Officially Weighing in on QandANJ
Posted by: Janie Hermann
Tomorrow afternoon at 1 pm the Reference Section of NJLA will hold a meeting at Princeton Public Library so that the library community can have a dialogue on QandANJ.org and on the state of virtual reference in New Jersey.
I personally hope that the room will be packed to standing room only so that we can get as many opinions and ideas as possible. My fear is that attendance will be much smaller than it should be. I know that some will not be able to attend due to other work commitments, desk schedules, or travel distance (NJ is a pretty big state). If you are in that category, please take the time to share your thoughts with Michael Maziekien, the chair of the NJLA Reference Section, or leave comments in this post.
If you are still hesitating about attending for other reasons — such as apathy or not wanting to “rock the boat”, so to speak — then I encourage you to reconsider and take the time to come tomorrow. The key issue with this entire kerfuffle is not the decision to end funding for QandANJ, but the manner in which it was done. A decision about a statewide initiative that is staffed by librarians from over 50 libraries was made without any input from the stakeholders. This our chance to rectify the situation and have our say.
Until today my involvement with this issue since it surfaced about 5 weeks ago on April 4th has been to make several (some quite lengthy) comments based upon posts by Andy Woodworth and Pete Bromberg and to speak with other in our library community who are feeling the same sense of betrayal and shock over this decision. Pete and Andy have done an excellent job of framing the entire situation so I will not repeat what have they have said, but I did want to go officially on record as supporting their efforts to get the conversation started and not let the closure of a long-standing and beloved service be done without giving it a full and considered examination.
Tomorrow is not a “Save QandANJ” rally. It is a chance for open dialogue in which we can take steps to decide the future of virtual reference service in our state. It may very well be that the time has come to sunset QandANJ and even those of us who have been most vocal about this issue recognize this reality. Or it may simply be time to retoool the service, find new a funding model and/or scale down the service to recognize that many libraries have their own VR service and no longer need to be a member of the project.
The point is that we need to examine figures and facts, collect opinions from all sides both pro and con and then come to a consensus. This process won’t happen in one day or one meeting and I am very relieved that QandANJ has been given a reprieve to allow us time to figure this out.

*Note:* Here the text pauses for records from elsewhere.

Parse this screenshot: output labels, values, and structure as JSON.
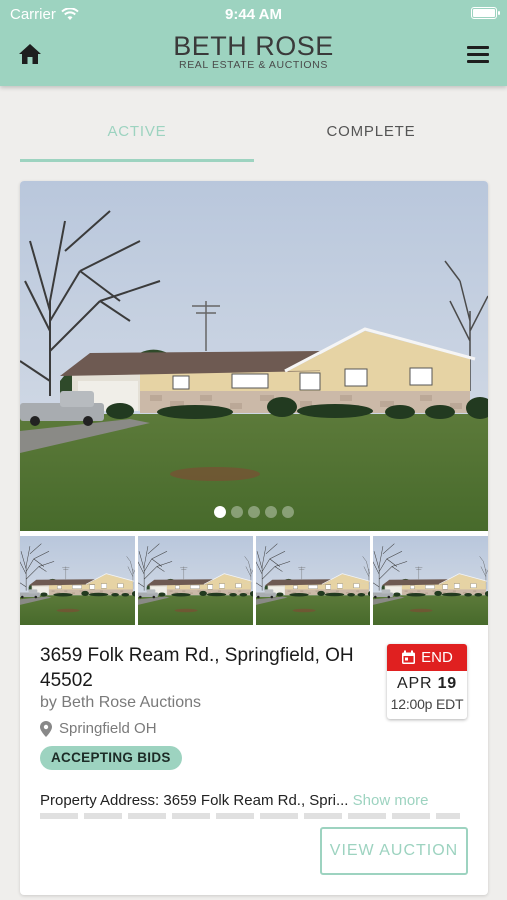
{
  "status": {
    "carrier": "Carrier",
    "time": "9:44 AM"
  },
  "header": {
    "logo_line1": "BETH ROSE",
    "logo_line2": "REAL ESTATE & AUCTIONS",
    "home_icon": "home-icon",
    "menu_icon": "hamburger-menu-icon"
  },
  "tabs": [
    {
      "label": "ACTIVE",
      "selected": true
    },
    {
      "label": "COMPLETE",
      "selected": false
    }
  ],
  "listing": {
    "gallery": {
      "total_images": 5,
      "current_index": 1
    },
    "title": "3659 Folk Ream Rd., Springfield, OH 45502",
    "byline": "by Beth Rose Auctions",
    "location": "Springfield OH",
    "badge": "ACCEPTING BIDS",
    "end": {
      "label": "END",
      "month": "APR",
      "day": "19",
      "time": "12:00p EDT"
    },
    "description": "Property Address: 3659 Folk Ream Rd., Spri...",
    "show_more": "Show more",
    "view_button": "VIEW AUCTION"
  },
  "colors": {
    "accent": "#9dd3c0",
    "end_red": "#e02020",
    "background": "#efeeec"
  }
}
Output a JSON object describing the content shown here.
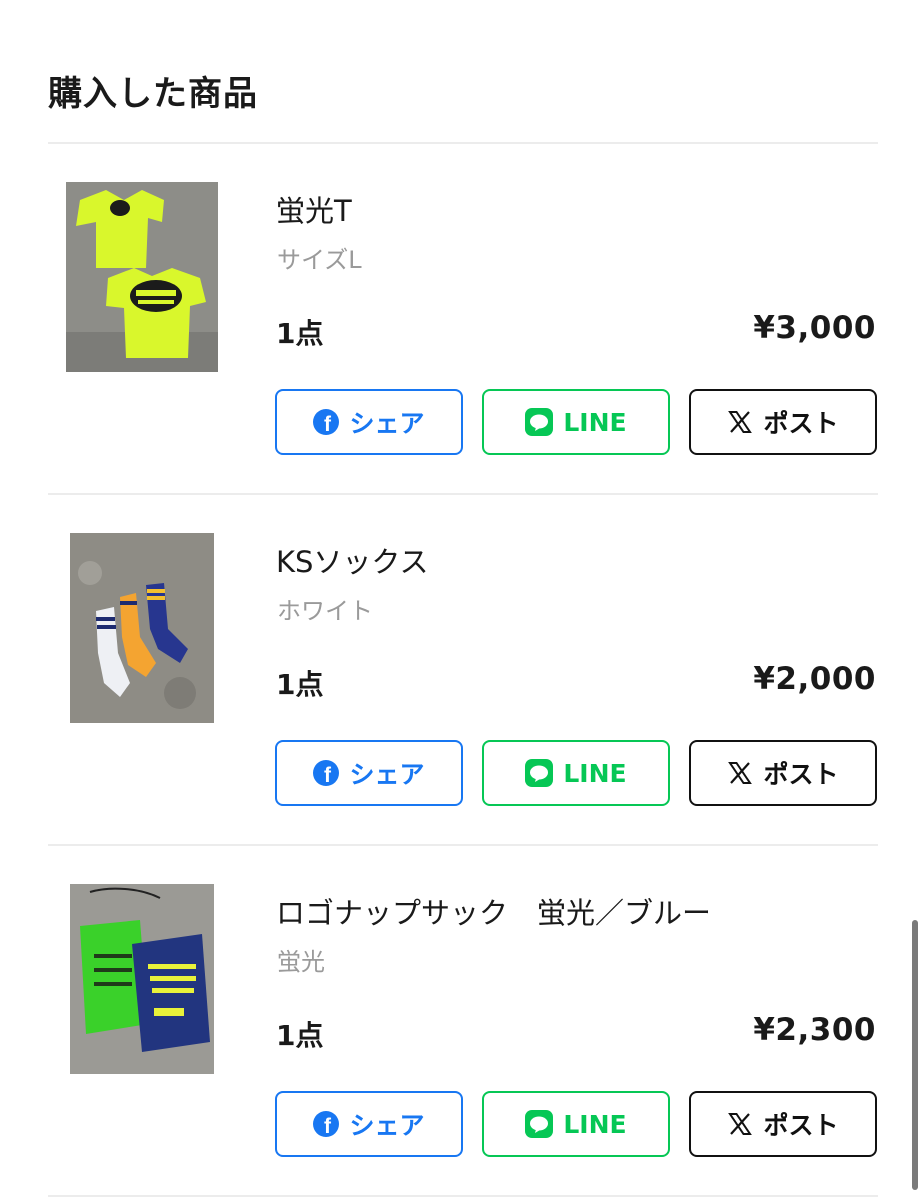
{
  "page": {
    "title": "購入した商品"
  },
  "items": [
    {
      "name": "蛍光T",
      "variant": "サイズL",
      "quantity": "1点",
      "price": "¥3,000",
      "image_desc": "neon-yellow-tshirt"
    },
    {
      "name": "KSソックス",
      "variant": "ホワイト",
      "quantity": "1点",
      "price": "¥2,000",
      "image_desc": "socks-white-orange-navy"
    },
    {
      "name": "ロゴナップサック　蛍光／ブルー",
      "variant": "蛍光",
      "quantity": "1点",
      "price": "¥2,300",
      "image_desc": "drawstring-bags-green-navy"
    }
  ],
  "share": {
    "facebook_label": "シェア",
    "line_label": "LINE",
    "x_label": "ポスト",
    "facebook_color": "#1877f2",
    "line_color": "#06c755",
    "x_color": "#111111",
    "facebook_icon": "facebook-icon",
    "line_icon": "line-icon",
    "x_icon": "x-logo-icon"
  }
}
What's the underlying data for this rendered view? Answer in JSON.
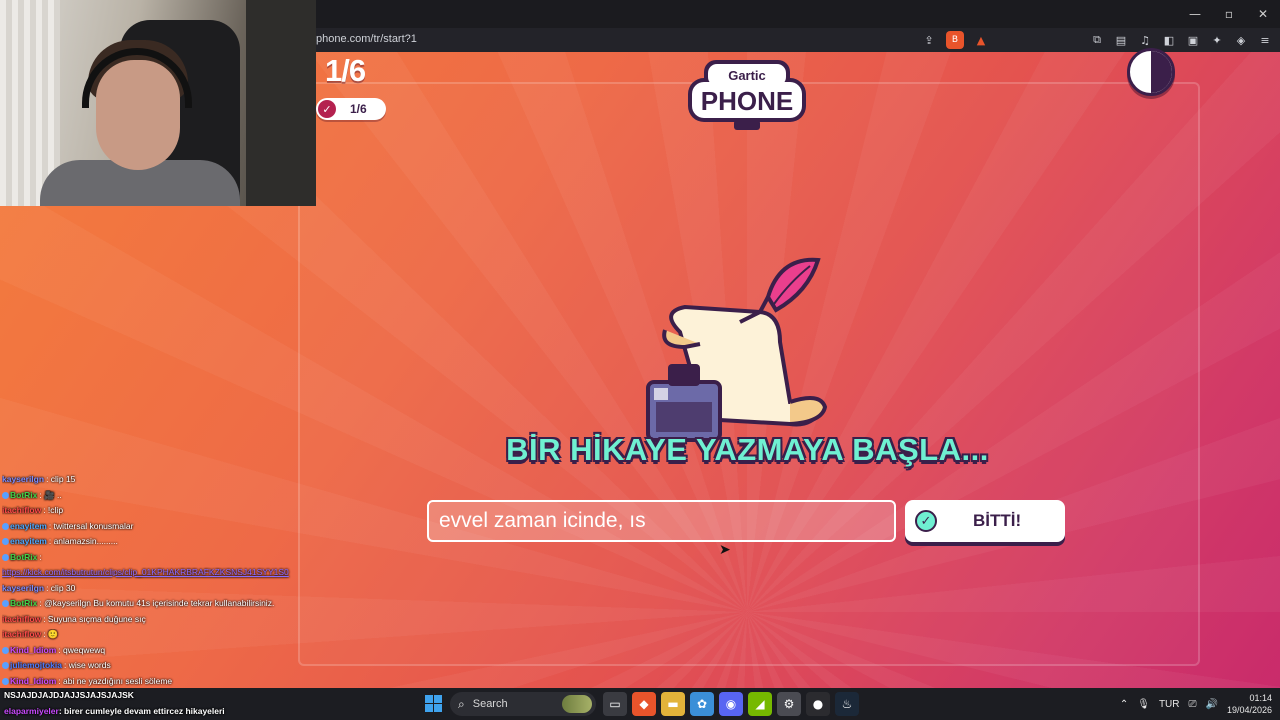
{
  "browser": {
    "url": "phone.com/tr/start?1",
    "window_controls": [
      "—",
      "▫",
      "✕"
    ],
    "shield_badge": "▲"
  },
  "game": {
    "round": "1/6",
    "done_count": "1/6",
    "heading": "BİR HİKAYE YAZMAYA BAŞLA...",
    "input_value": "evvel zaman icinde, ıs",
    "done_button": "BİTTİ!",
    "logo_top": "Gartic",
    "logo_bottom": "PHONE",
    "colors": {
      "accent": "#6ff0d2",
      "ink": "#3b1f4a",
      "bg_start": "#f47d3c",
      "bg_end": "#c92b6b"
    }
  },
  "chat": [
    {
      "user": "kayserilgn",
      "text": ": clip 15",
      "color": "#7b8cff"
    },
    {
      "user": "BotRix",
      "text": ": 🎥 ..",
      "color": "#3fd24a"
    },
    {
      "user": "itachiflow",
      "text": ": !clip",
      "color": "#ff4a4a"
    },
    {
      "user": "enayitem",
      "text": ": twittersal konusmalar",
      "color": "#4aa8ff"
    },
    {
      "user": "enayitem",
      "text": ": anlamazsin.........",
      "color": "#4aa8ff"
    },
    {
      "user": "BotRix",
      "text": ":",
      "color": "#3fd24a"
    },
    {
      "user": "",
      "text": "https://kick.com/itsbutrutun/clips/clip_01KPHAKRBRAFKZKSNSJ41SYY1S0",
      "color": "#8a6bff"
    },
    {
      "user": "kayserilgn",
      "text": ": clip 30",
      "color": "#7b8cff"
    },
    {
      "user": "BotRix",
      "text": ": @kayserilgn Bu komutu 41s içerisinde tekrar kullanabilirsiniz.",
      "color": "#3fd24a"
    },
    {
      "user": "itachiflow",
      "text": ": Suyuna sıçma duğune sıç",
      "color": "#ff4a4a"
    },
    {
      "user": "itachiflow",
      "text": ": 🙂",
      "color": "#ff4a4a"
    },
    {
      "user": "Kind_Idiom",
      "text": ": qweqwewq",
      "color": "#c94aff"
    },
    {
      "user": "juliemojtokia",
      "text": ": wise words",
      "color": "#4a7bff"
    },
    {
      "user": "Kind_Idiom",
      "text": ": abi ne yazdığını sesli söleme",
      "color": "#c94aff"
    }
  ],
  "chat_overlay": {
    "line1": "NSJAJDJAJDJAJJSJAJSJAJSK",
    "line2": "birer cumleyle devam ettircez hikayeleri",
    "line2_user": "elaparmiyeler"
  },
  "taskbar": {
    "search_placeholder": "Search",
    "language": "TUR",
    "time": "01:14",
    "date": "19/04/2026"
  }
}
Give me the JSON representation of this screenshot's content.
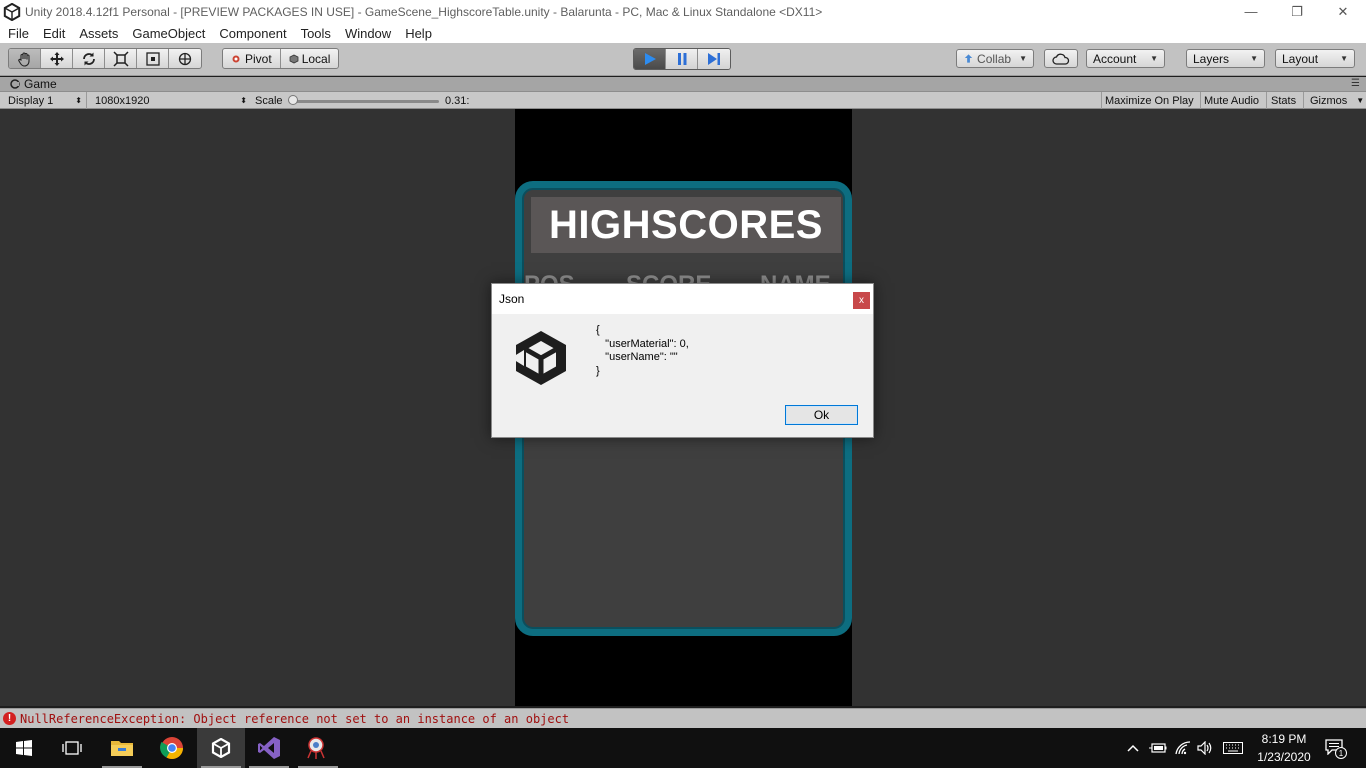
{
  "window": {
    "title": "Unity 2018.4.12f1 Personal - [PREVIEW PACKAGES IN USE] - GameScene_HighscoreTable.unity - Balarunta - PC, Mac & Linux Standalone <DX11>",
    "minimize_glyph": "—",
    "maximize_glyph": "❐",
    "close_glyph": "✕"
  },
  "menu": [
    "File",
    "Edit",
    "Assets",
    "GameObject",
    "Component",
    "Tools",
    "Window",
    "Help"
  ],
  "toolbar": {
    "pivot_label": "Pivot",
    "local_label": "Local",
    "collab_label": "Collab",
    "account_label": "Account",
    "layers_label": "Layers",
    "layout_label": "Layout"
  },
  "game_view": {
    "tab_label": "Game",
    "display_label": "Display 1",
    "resolution_label": "1080x1920",
    "scale_label": "Scale",
    "scale_value": "0.31:",
    "scale_slider_fraction": 0.0,
    "maximize_label": "Maximize On Play",
    "mute_label": "Mute Audio",
    "stats_label": "Stats",
    "gizmos_label": "Gizmos"
  },
  "game": {
    "highscores_title": "HIGHSCORES",
    "col_pos": "POS",
    "col_score": "SCORE",
    "col_name": "NAME"
  },
  "dialog": {
    "title": "Json",
    "close_label": "x",
    "message": "{\n   \"userMaterial\": 0,\n   \"userName\": \"\"\n}",
    "ok_label": "Ok"
  },
  "status": {
    "error_text": "NullReferenceException: Object reference not set to an instance of an object"
  },
  "taskbar": {
    "time": "8:19 PM",
    "date": "1/23/2020",
    "notification_count": "1"
  },
  "colors": {
    "panel_border": "#0d6d80",
    "play_active": "#2d8cf0",
    "error_red": "#d32020"
  }
}
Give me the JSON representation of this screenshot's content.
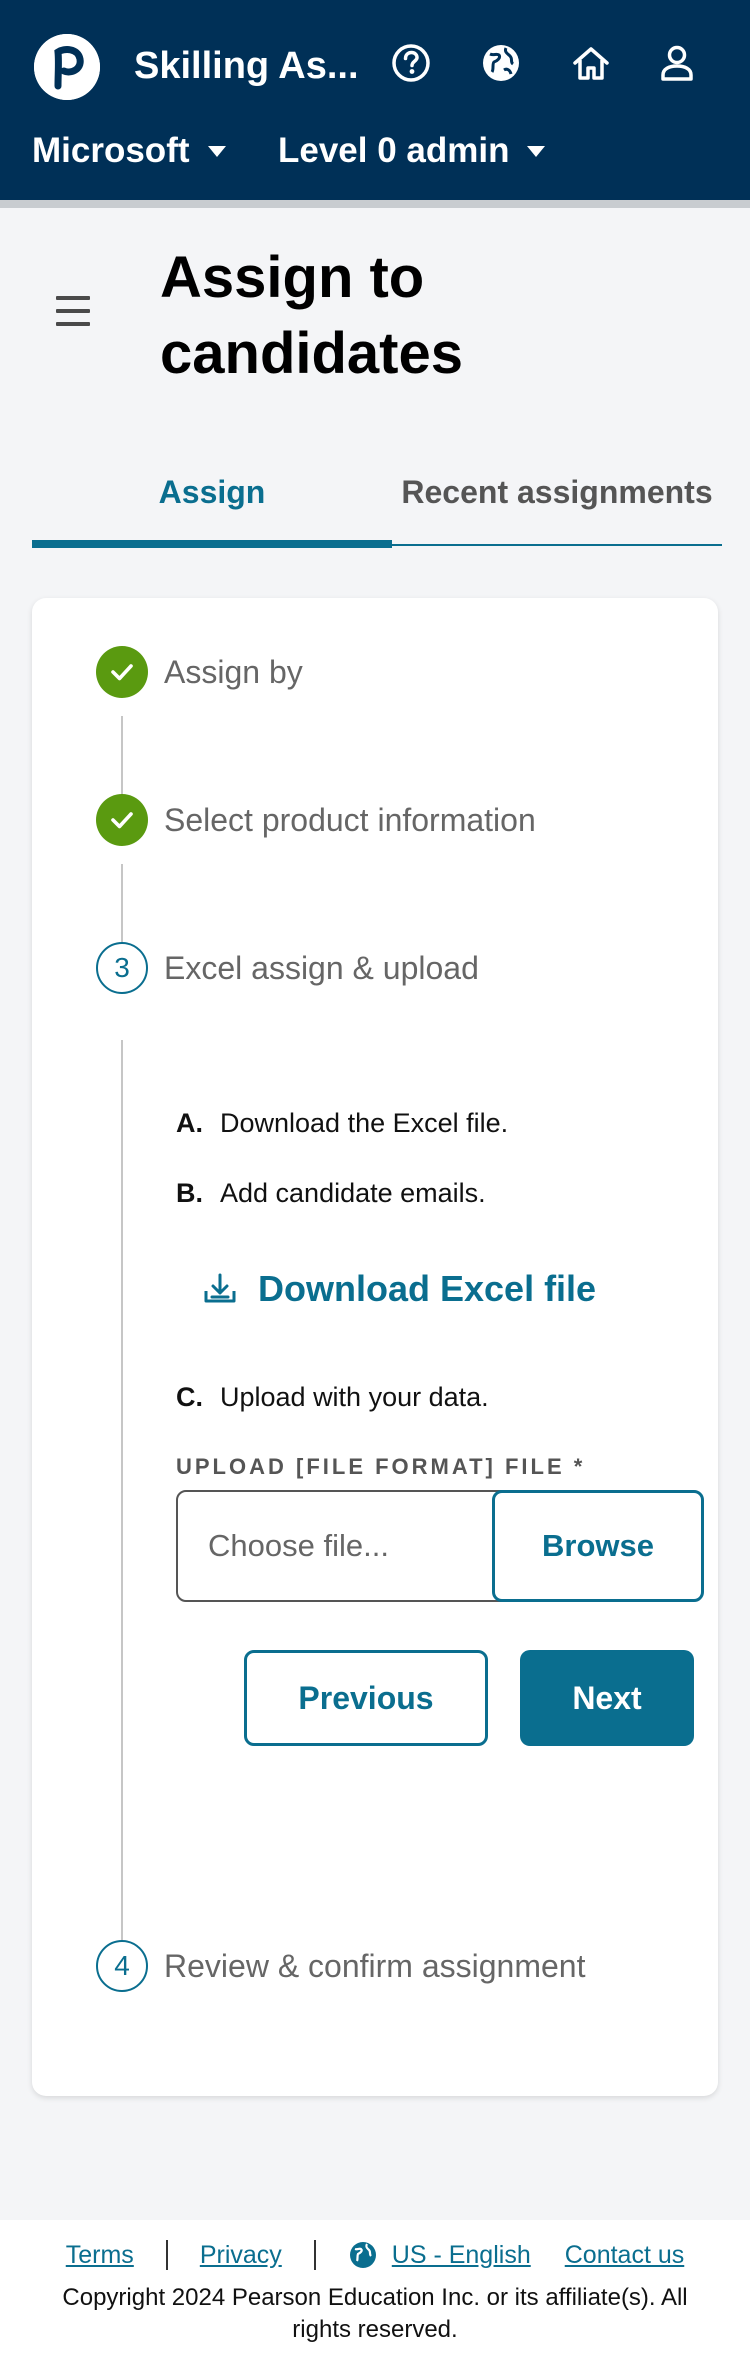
{
  "header": {
    "app_title": "Skilling As...",
    "org_select": "Microsoft",
    "role_select": "Level 0 admin",
    "icons": [
      "help-icon",
      "globe-icon",
      "home-icon",
      "user-icon"
    ],
    "bg_color": "#003057"
  },
  "page": {
    "title": "Assign to candidates"
  },
  "tabs": [
    {
      "label": "Assign",
      "active": true
    },
    {
      "label": "Recent assignments",
      "active": false
    }
  ],
  "steps": [
    {
      "number": "1",
      "label": "Assign by",
      "status": "complete"
    },
    {
      "number": "2",
      "label": "Select product information",
      "status": "complete"
    },
    {
      "number": "3",
      "label": "Excel assign & upload",
      "status": "current"
    },
    {
      "number": "4",
      "label": "Review & confirm assignment",
      "status": "pending"
    }
  ],
  "instructions": [
    {
      "letter": "A.",
      "text": "Download the Excel file."
    },
    {
      "letter": "B.",
      "text": "Add candidate emails."
    },
    {
      "letter": "C.",
      "text": "Upload with your data."
    }
  ],
  "download_link": "Download Excel file",
  "upload": {
    "label": "UPLOAD [FILE FORMAT] FILE *",
    "placeholder": "Choose file...",
    "browse_label": "Browse"
  },
  "buttons": {
    "previous": "Previous",
    "next": "Next"
  },
  "footer": {
    "terms": "Terms",
    "privacy": "Privacy",
    "language": "US - English",
    "contact": "Contact us",
    "copyright": "Copyright 2024 Pearson Education Inc. or its affiliate(s). All rights reserved."
  },
  "colors": {
    "accent": "#0a6e8f",
    "complete": "#5a9a10"
  }
}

I am also grateful to the NJLA Reference Section for taking the initiative to get the conversation started by calling this meeting and to Pat Tumulty and the NJLA Executive Board for issuing a statement that began with this sentence:
NJLA believes the library community must have a voice in determining the programs and services provided by state and federal dollars to the residents of New Jersey.
I have long been an advocate of the NJ State Library and have served on several committees for them over the years, including the Blue Ribbon Panel on the Future of Libraries. I continue to be proud of the innovation that is sparked in the NJ library community with the leadership of our state library. The NJ State Library has led many successful marketing initiatives that have raised the profiles of libraries and shown our value to our stakeholders. My disagreeing about the manner in which this one decision was made does not mean that I am no longer an advocate for their work or any less proud of the innovative services they provide. It simply means that we do not see eye to eye on one issue.
Some in the library community feel that those who are being vocal in their opinions are “betraying” the NJSL to openly call for a reversal of this decision and to request a meeting to discuss the future of the service. I do not see it as a “betrayal”. I see it as a way for all of us in NJ to grow as a professional community and am hopeful that the outcome will be a new way of doing business, one that is transparent and open and important decisions are given due consideration.
This has been a divisive few weeks for many, of that there is no doubt and it was evident at the NJLA conference last week. I know it has been very upsetting for many people for a variety of reasons. Let’s put that all behind before 1 pm tomorrow and work together towards a solution. If you have yet to feel free to speak up about your feelings on this issue, please find your voice and give us your feedback. Your ideas count and can impact the future of service for all New Jersey residents.